Photo Courtesy of Artist
beat ya feet dance
Washington, D.C.
Beat Ya Feet Academy (BYFA) is a powerhouse organization that focuses on “Engaging, Educating, and Empowering” youth and adults through “beat ya feet,” D.C.’s distinctive street dance culture. Under the direction of John “Crazy Legz” Pearson III and Porche’ “Queen P” Anthony, BYFA brings an intergenerational team of youth and community dancers to rep this dance that Queen P describes as “an expression of freedom with a lot of bounce.”
Beat ya feet is the dance manifestation of go-go music, the soundtrack to life in “the DMV.” Go-go is a highly syncopated, percussive, and regionally rooted offshoot of funk that emerged in D.C. in the early 1970s. It combines elements of R&B, gospel, hip hop, jazz, African and Latin-derived rhythms, and call-and-response vocals—all layered over a signature percussion pattern. Go-go thrives on marathon performances, bootlegged recordings of live sets, and the fanatical loyalty of its local fans.
Dance has gone hand in hand with go-go music from the beginning, but the specific form known as beat ya feet exploded on the scene during go-go’s “breakdown era,” associated most closely with the music of the Backyard Band. A young Southeast D.C. native, Marvin “Slush” Gross is credited with popularizing the new dance style in clubs and on sidewalks in the late 1990s. While the style has set moves that every dancer learns, beat ya feet celebrates individual expression within the form.
Beat Ya Feet Academy carries the dance and its culture into the future under the direction of Queen P and Crazy Legz. Queen P describes herself as a “first generation” dancer; she has danced with some of go-go’s biggest bands, including a previous Richmond Folk Festival appearance with go-go legends Rare Essence, and she gained nationwide popularity as the sole female member of Beat Ya Feet Kings when they competed in Season 4 of MTV’s America’s Best Dance Crew. Crazy Legz started dancing as a kid but made his name as a breakout star of the second generation of beat ya feet; he’s known for unique moves that have become iconic in the community and for pioneering the genre’s dance battles. Crazy Legz has taught internationally, choreographed beat ya feet for the Washington Commanders dance team, and has been a spokesperson for the form in national forums like PBS’s If Cities Could Dance series.

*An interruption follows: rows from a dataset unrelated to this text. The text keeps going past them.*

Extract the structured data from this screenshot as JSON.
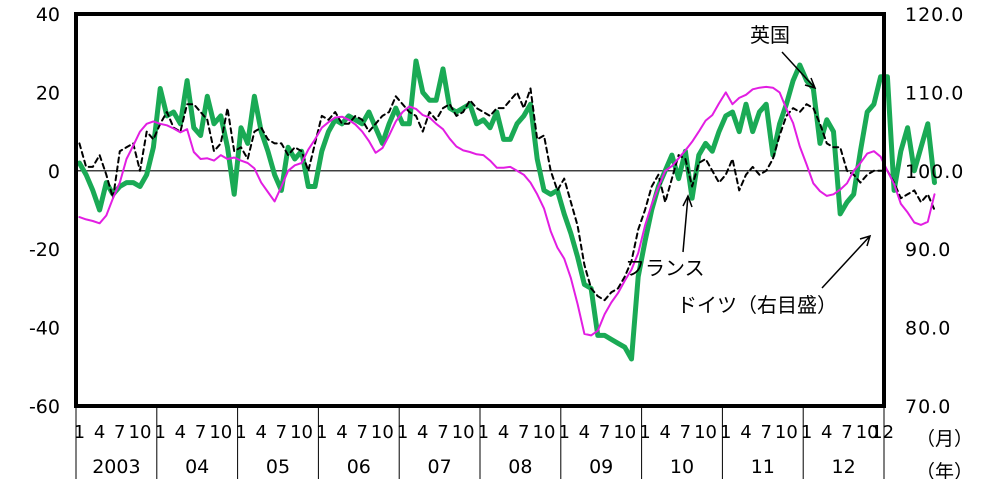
{
  "chart_data": {
    "type": "line",
    "left_axis": {
      "ticks": [
        "40",
        "20",
        "0",
        "-20",
        "-40",
        "-60"
      ],
      "ylim": [
        -60,
        40
      ]
    },
    "right_axis": {
      "ticks": [
        "120.0",
        "110.0",
        "100.0",
        "90.0",
        "80.0",
        "70.0"
      ],
      "ylim": [
        70,
        120
      ]
    },
    "x_axis": {
      "years": [
        "2003",
        "04",
        "05",
        "06",
        "07",
        "08",
        "09",
        "10",
        "11",
        "12"
      ],
      "month_labels": [
        "1",
        "4",
        "7",
        "10"
      ],
      "last_tick_label": "12",
      "month_unit_label": "（月）",
      "year_unit_label": "（年）"
    },
    "series": [
      {
        "name": "英国",
        "axis": "left",
        "color": "#1aaa55",
        "values": [
          2,
          -1,
          -5,
          -10,
          -3,
          -6,
          -4,
          -3,
          -3,
          -4,
          -1,
          6,
          21,
          14,
          15,
          12,
          23,
          11,
          9,
          19,
          12,
          14,
          6,
          -6,
          11,
          7,
          19,
          10,
          5,
          -1,
          -5,
          6,
          3,
          5,
          -4,
          -4,
          5,
          10,
          13,
          12,
          14,
          13,
          12,
          15,
          11,
          7,
          12,
          16,
          12,
          12,
          28,
          20,
          18,
          18,
          26,
          16,
          15,
          16,
          17,
          12,
          13,
          11,
          15,
          8,
          8,
          12,
          14,
          17,
          3,
          -5,
          -6,
          -5,
          -11,
          -16,
          -22,
          -29,
          -30,
          -42,
          -42,
          -43,
          -44,
          -45,
          -48,
          -27,
          -18,
          -10,
          -4,
          0,
          4,
          -2,
          5,
          -7,
          4,
          7,
          5,
          10,
          14,
          15,
          10,
          17,
          10,
          15,
          17,
          4,
          12,
          17,
          23,
          27,
          23,
          21,
          7,
          13,
          10,
          -11,
          -8,
          -6,
          5,
          15,
          17,
          24,
          24,
          -5,
          5,
          11,
          0,
          6,
          12,
          -3
        ]
      },
      {
        "name": "フランス",
        "axis": "left",
        "color": "#000000",
        "values": [
          7,
          1,
          1,
          4,
          -1,
          -7,
          5,
          6,
          7,
          0,
          10,
          8,
          12,
          15,
          11,
          10,
          17,
          17,
          15,
          13,
          5,
          7,
          16,
          5,
          6,
          3,
          10,
          11,
          8,
          7,
          7,
          4,
          6,
          5,
          0,
          7,
          14,
          13,
          15,
          12,
          12,
          14,
          13,
          10,
          12,
          14,
          15,
          19,
          17,
          15,
          14,
          10,
          15,
          13,
          16,
          17,
          14,
          15,
          18,
          16,
          15,
          14,
          16,
          16,
          18,
          20,
          16,
          21,
          8,
          9,
          0,
          -5,
          -2,
          -8,
          -14,
          -24,
          -30,
          -32,
          -33,
          -31,
          -30,
          -27,
          -23,
          -15,
          -10,
          -4,
          -1,
          -8,
          -2,
          4,
          3,
          -4,
          2,
          3,
          0,
          -3,
          -1,
          3,
          -5,
          -1,
          1,
          -1,
          0,
          3,
          9,
          14,
          16,
          15,
          17,
          16,
          12,
          7,
          6,
          6,
          0,
          -1,
          -3,
          -1,
          0,
          0,
          0,
          -3,
          -7,
          -6,
          -5,
          -8,
          -6,
          -10
        ]
      },
      {
        "name": "ドイツ（右目盛）",
        "axis": "right",
        "color": "#e21ee2",
        "values": [
          94.1,
          93.8,
          93.6,
          93.3,
          94.3,
          96.5,
          98.5,
          101.5,
          103.2,
          105.0,
          106.0,
          106.3,
          106.0,
          105.8,
          105.4,
          104.9,
          105.3,
          102.4,
          101.5,
          101.6,
          101.3,
          102.0,
          101.5,
          101.7,
          101.3,
          101.0,
          100.3,
          98.5,
          97.3,
          96.1,
          98.0,
          100.0,
          100.7,
          101.0,
          102.7,
          104.0,
          105.5,
          106.2,
          106.8,
          106.9,
          106.5,
          105.9,
          105.0,
          103.8,
          102.3,
          102.9,
          104.5,
          106.3,
          107.5,
          108.2,
          107.9,
          107.1,
          106.8,
          106.0,
          105.3,
          104.1,
          103.1,
          102.6,
          102.4,
          102.1,
          102.0,
          101.3,
          100.4,
          100.4,
          100.5,
          100.0,
          99.5,
          98.5,
          97.0,
          95.2,
          92.3,
          90.2,
          88.8,
          86.3,
          83.0,
          79.2,
          79.0,
          79.6,
          81.7,
          83.2,
          84.4,
          86.0,
          87.4,
          89.5,
          93.0,
          95.7,
          97.9,
          100.0,
          100.6,
          101.6,
          102.6,
          103.7,
          105.0,
          106.4,
          107.1,
          108.6,
          110.0,
          108.5,
          109.3,
          109.7,
          110.4,
          110.6,
          110.7,
          110.6,
          110.0,
          107.9,
          106.1,
          103.1,
          100.8,
          98.4,
          97.4,
          96.8,
          97.0,
          97.6,
          98.4,
          100.0,
          101.0,
          102.2,
          102.5,
          101.8,
          100.0,
          98.3,
          95.8,
          94.7,
          93.4,
          93.1,
          93.5,
          97.0
        ]
      }
    ],
    "annotations": [
      "英国",
      "フランス",
      "ドイツ（右目盛）"
    ]
  }
}
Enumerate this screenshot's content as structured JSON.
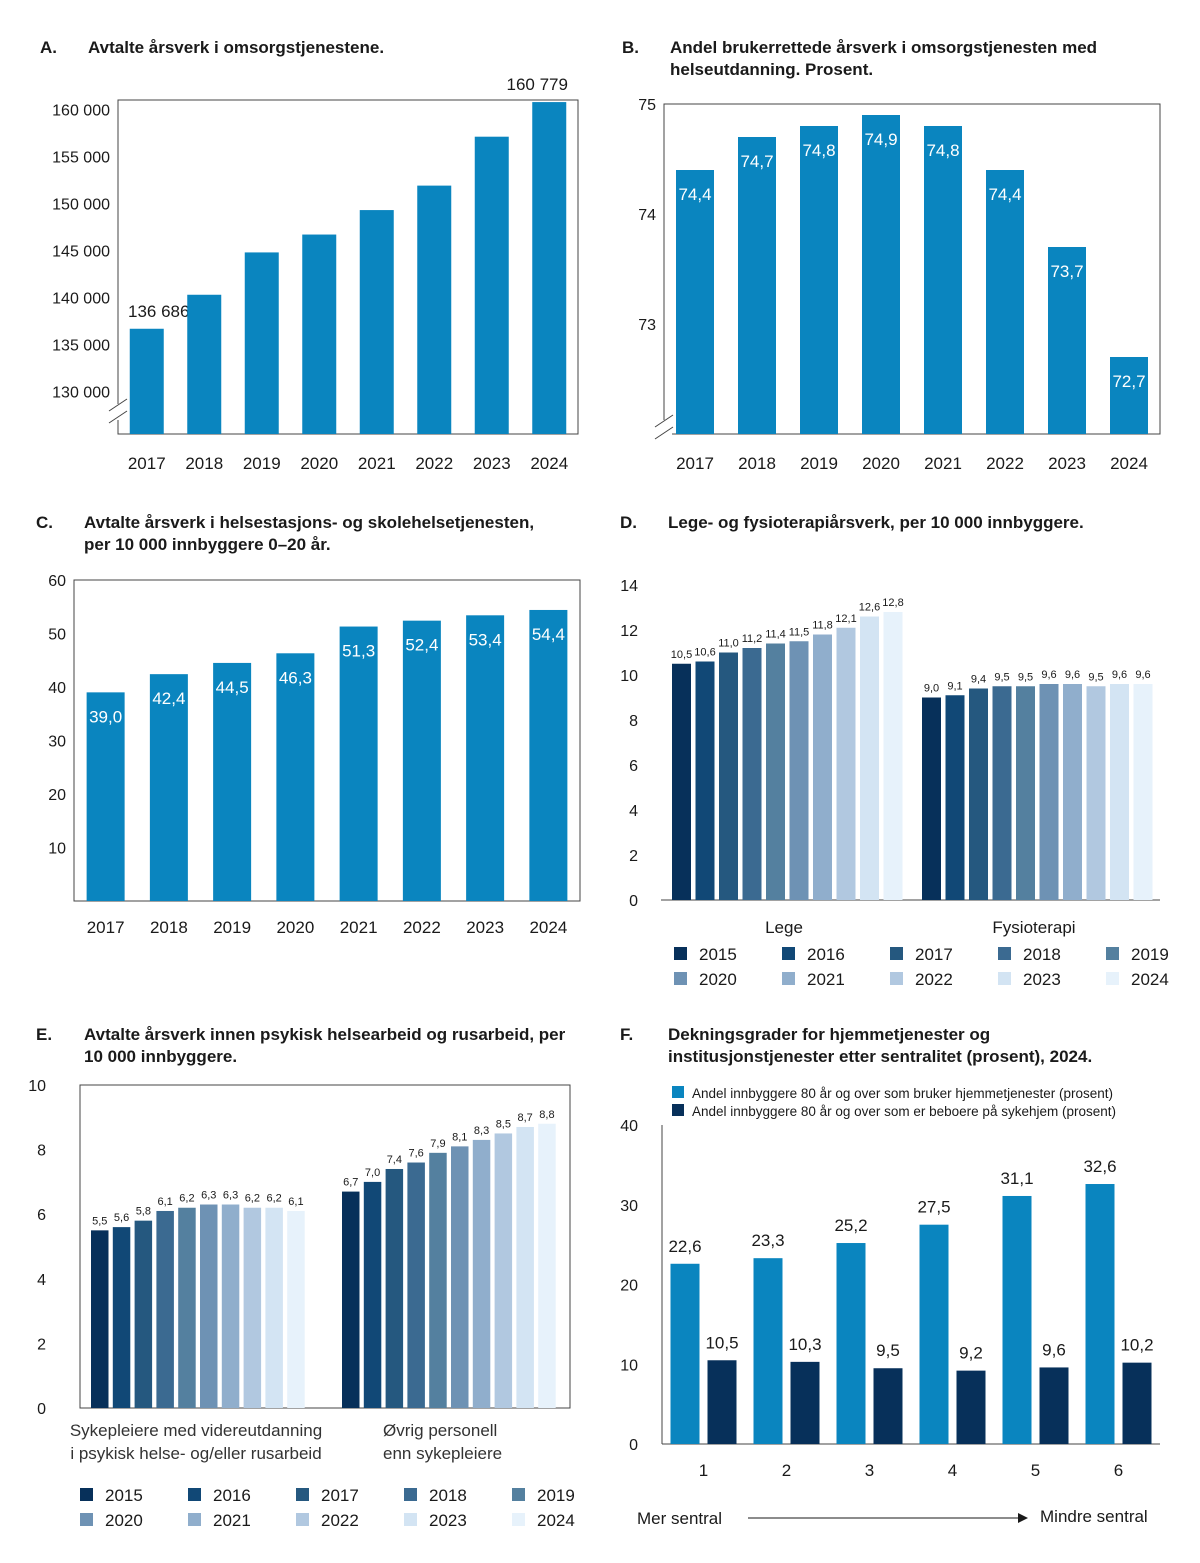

Queen P says that, like go-go, beat ya feet tends to evolve every decade, and BYFA’s presentations in Richmond will bring the audience on a journey through the vibrant history of the form, which is now on the cusp of a new era. In 2020, following the activism of #DontMuteDC, a grassroots movement addressing the cultural impacts of gentrification, go-go was recognized as D.C.’s official music genre; at the same time, beat ya feat went global—it has been taught in Africa, Europe, South America, and India, bringing people worldwide to go-go through the joy of this dance rooted in the culture of the DMV.